29 de novembro de 2021Informação, independência e credibilidade
Brasil

Em Dubai, Bolsonaro diz que ataques contra Amazônia são injustos: “paraíso intocado que não pega fogo”

Presidente diz que a floresta amazônica está intocada desde a chegada de Pedro Álvares Cabral, em 1500

Ao participar de evento com investidores em Dubai, nos Emirados Árabes Unidos, o presidente Jair Bolsonaro disse hoje (15) que os ataques que o Brasil sofre em relação à Amazônia não são justos e convidou autoridades árabes e investidores locais a conheceram a região.

“Nós queremos que os senhores conheçam o Brasil de fato. Uma viagem, um passeio pela Amazônia é algo fantástico. Até para que os senhores vejam que a nossa Amazônia, por ser uma floresta úmida, não pega fogo”. Jair Bolsonaro, presidente.

Vivendo em um mundo paralelo aceito apenas por seus seguidores, o presidente não só contrariou dados sobre desmatamento, como inventou dizer que a floresta amazônica está intocada desde a chegada de Pedro Álvares Cabral, em 1500.

Tudo isso para, logo depois, emendar com a agricultura nacional, chamada por ele de mais pujante do mundo. E um dos motivos de desmatamento e queima tanto na Amazônia quanto no Pantanal: muito da destruição é provocada pelo agronegócio, para plantação de soja e pasto para gado, além de mineração com garimpos ilegais e venda de madeira via contrabando.

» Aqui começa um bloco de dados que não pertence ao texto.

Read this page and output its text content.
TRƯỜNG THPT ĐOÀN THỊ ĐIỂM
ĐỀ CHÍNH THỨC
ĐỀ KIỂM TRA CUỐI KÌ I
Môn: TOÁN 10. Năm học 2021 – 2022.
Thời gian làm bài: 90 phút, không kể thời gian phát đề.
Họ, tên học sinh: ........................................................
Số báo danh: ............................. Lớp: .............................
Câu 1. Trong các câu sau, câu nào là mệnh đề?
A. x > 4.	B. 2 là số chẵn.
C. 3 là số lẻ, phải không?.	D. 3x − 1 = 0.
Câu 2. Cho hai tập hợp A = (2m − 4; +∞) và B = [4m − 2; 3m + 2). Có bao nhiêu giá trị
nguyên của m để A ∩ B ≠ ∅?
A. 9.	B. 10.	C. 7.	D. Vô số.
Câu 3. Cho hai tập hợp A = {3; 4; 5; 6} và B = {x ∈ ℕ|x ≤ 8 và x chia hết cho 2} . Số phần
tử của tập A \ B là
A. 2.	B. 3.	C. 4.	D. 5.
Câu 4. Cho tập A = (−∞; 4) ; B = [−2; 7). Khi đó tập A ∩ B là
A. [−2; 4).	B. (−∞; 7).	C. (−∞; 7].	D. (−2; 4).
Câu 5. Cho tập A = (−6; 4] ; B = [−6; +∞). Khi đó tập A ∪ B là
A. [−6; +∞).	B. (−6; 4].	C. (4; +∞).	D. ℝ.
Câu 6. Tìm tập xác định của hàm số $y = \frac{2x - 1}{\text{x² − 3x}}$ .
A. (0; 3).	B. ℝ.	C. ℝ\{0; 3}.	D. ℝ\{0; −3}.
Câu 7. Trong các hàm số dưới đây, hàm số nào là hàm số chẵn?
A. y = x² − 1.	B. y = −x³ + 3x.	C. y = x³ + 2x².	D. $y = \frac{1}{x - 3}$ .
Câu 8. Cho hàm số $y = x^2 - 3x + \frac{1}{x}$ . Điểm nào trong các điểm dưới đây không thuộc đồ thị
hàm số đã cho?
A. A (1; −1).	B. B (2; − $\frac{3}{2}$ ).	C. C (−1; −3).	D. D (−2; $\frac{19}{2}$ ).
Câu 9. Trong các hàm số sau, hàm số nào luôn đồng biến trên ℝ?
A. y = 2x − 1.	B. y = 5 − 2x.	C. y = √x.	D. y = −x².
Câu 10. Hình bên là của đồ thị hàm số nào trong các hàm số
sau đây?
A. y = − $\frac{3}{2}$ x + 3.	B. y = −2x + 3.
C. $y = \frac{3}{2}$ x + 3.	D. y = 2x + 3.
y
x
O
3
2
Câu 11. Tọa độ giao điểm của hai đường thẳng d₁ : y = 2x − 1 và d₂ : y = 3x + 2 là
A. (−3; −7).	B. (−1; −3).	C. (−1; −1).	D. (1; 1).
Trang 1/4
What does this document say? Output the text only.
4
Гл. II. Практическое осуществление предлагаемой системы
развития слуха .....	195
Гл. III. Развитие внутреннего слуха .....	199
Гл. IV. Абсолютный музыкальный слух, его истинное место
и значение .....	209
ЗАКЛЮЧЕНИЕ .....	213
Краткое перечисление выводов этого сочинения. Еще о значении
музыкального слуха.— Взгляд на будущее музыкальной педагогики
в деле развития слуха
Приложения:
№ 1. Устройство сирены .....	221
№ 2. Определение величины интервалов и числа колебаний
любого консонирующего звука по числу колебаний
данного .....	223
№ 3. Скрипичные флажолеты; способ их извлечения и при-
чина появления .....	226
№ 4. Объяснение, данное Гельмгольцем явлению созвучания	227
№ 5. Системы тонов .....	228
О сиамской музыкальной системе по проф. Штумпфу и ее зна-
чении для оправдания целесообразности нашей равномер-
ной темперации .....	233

“Temos uma das agriculturas mais pujantes do mundo. Alimentamos mais de 1 bilhão de pessoas pelo mundo. Sabemos da nossa responsabilidade. Todos sabem que qualquer país busca a sua segurança alimentar. O Brasil está de portas abertas para negócios voltados para a agricultura”. Jair Bolsonaro.

Terra arrasada

A realidade é outra: Amazônia teve o 1º semestre de 2021 com maior área sob alerta de desmate em 6 anosForam 3.325,41 km², segundo sistema de monitoramento do Inpe, mesmo sem contabilizar os dados dos últimos 5 dias de junho.

Além do desmate, uma grande área de floresta está sob risco de queimadas nesta temporada. O alerta é de um levantamento do Instituto de Pesquisa Ambiental da Amazônia (Ipam) e do Woodwell Climate Research.

Segundo os pesquisadores, as áreas desmatadas e ainda não queimadas desde 2019 e uma seca intensa provocada pelo fenômeno La Niña indicam atenção especial no combate ao fogo, especialmente no sul do bioma.

Ou seja: não há umidade no mundo que impeça a queima patrocinada por Bolsonaro.